October 2016

By | 16th November 2016

Pan European real estate equities, as measured by the Trust’s benchmark fell -3.3% in the month with the Trust’s NAV down -3.9% generating 54bps of underperformance. The benchmark is denominated in GBP and therefore the fall in the market was cushioned by the further weakness in GBP versus all European currencies. Europe ex UK in EUR fell a substantial -6.3% in the month but just -2.7% when measured in GBP. Investors continued to rotate away from defensive, income plays towards cyclicals driven by the expectation of higher inflation (following rises in commodity and oil prices) coupled with the central bank rhetoric that further QE and monetary easing was now less likely. Bond yields rose and sub-markets such as German residential stocks which have become highly correlated to the 10 year Bund fell nearly 7% as the yield on the 10 year moved from -0.11% to +0.15%. The fund moved down close to a neutral position in German / Austrian residential in September and given our strong belief in the underlying fundamentals we would expect to move back overweight on further price weakness.

No markets were immune to the selloff but it has followed the traditional pattern of Belgium (-2.8%) and Switzerland (-3.6% in CHF but +0.5% in GBP) falling the least.

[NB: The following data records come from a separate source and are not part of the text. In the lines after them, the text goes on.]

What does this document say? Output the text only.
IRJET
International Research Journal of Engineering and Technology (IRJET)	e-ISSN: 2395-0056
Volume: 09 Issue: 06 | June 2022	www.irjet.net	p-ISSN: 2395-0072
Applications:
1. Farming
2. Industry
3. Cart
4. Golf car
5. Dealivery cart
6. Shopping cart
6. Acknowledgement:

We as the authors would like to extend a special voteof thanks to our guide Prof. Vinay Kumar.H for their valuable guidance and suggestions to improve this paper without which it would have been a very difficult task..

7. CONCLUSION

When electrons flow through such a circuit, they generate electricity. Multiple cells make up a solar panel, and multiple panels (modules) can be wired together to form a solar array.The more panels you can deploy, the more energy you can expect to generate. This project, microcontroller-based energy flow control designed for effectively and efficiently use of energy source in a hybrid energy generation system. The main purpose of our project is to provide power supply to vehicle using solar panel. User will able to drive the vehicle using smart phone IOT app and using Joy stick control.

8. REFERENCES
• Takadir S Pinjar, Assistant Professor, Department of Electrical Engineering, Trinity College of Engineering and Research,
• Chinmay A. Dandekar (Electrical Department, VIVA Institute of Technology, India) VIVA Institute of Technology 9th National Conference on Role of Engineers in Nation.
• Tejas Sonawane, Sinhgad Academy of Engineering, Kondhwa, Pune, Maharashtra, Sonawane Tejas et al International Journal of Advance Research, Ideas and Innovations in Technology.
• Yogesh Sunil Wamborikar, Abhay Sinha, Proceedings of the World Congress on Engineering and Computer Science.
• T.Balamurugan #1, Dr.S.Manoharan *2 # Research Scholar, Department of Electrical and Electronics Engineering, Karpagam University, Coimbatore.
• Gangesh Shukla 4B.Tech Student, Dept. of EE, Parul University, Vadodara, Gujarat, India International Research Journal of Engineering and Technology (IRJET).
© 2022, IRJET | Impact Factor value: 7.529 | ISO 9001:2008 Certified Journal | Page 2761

The Trust remains underweight both markets due to our concerns about the prospects for rental growth in Brussels and Zurich.

Spain was the strongest regional performer, buoyed partially by hopes of political stabilisation and then at the corporate level by the surprise announcement that Colonial had acquired a 15% stake in Axiare, a small listed property company at a premium to the last published asset value. Axiare was the best performer in the month rising 10% whilst Colonial fell 0.6%. These price moves tallied with our views on this transaction.

Unite, the student housing REIT, was the UK’s weakest performer down -11.8% on concerns that ‘hard Brexit’ will reduce the number of overseas (particularly EU students). We remain confident in the market fundamentals and the company’s ability to use its scale to drive up margins and extract gains from its development pipeline.

In our physical portfolio, we completed the letting of two units in Gloucester to Infusion GB Limited who are already tenants on the estate. The two units came vacant at the end of July, we completed the dilapidation works and Infusion have taken new 10 year leases at a 16% premium to the previous passing rent. The rent achieved is in excess of both the valuers’ estimate of rental value and the level assumed at purchase in July 2015.

The share price weakened 5.2% in October, slightly more than the fall in the NAV and this led to a widening in the share price discount to net asset value to over 15%. The Trust bought 150,000 shares at a average discount of 15.8%. These shares were then cancelled.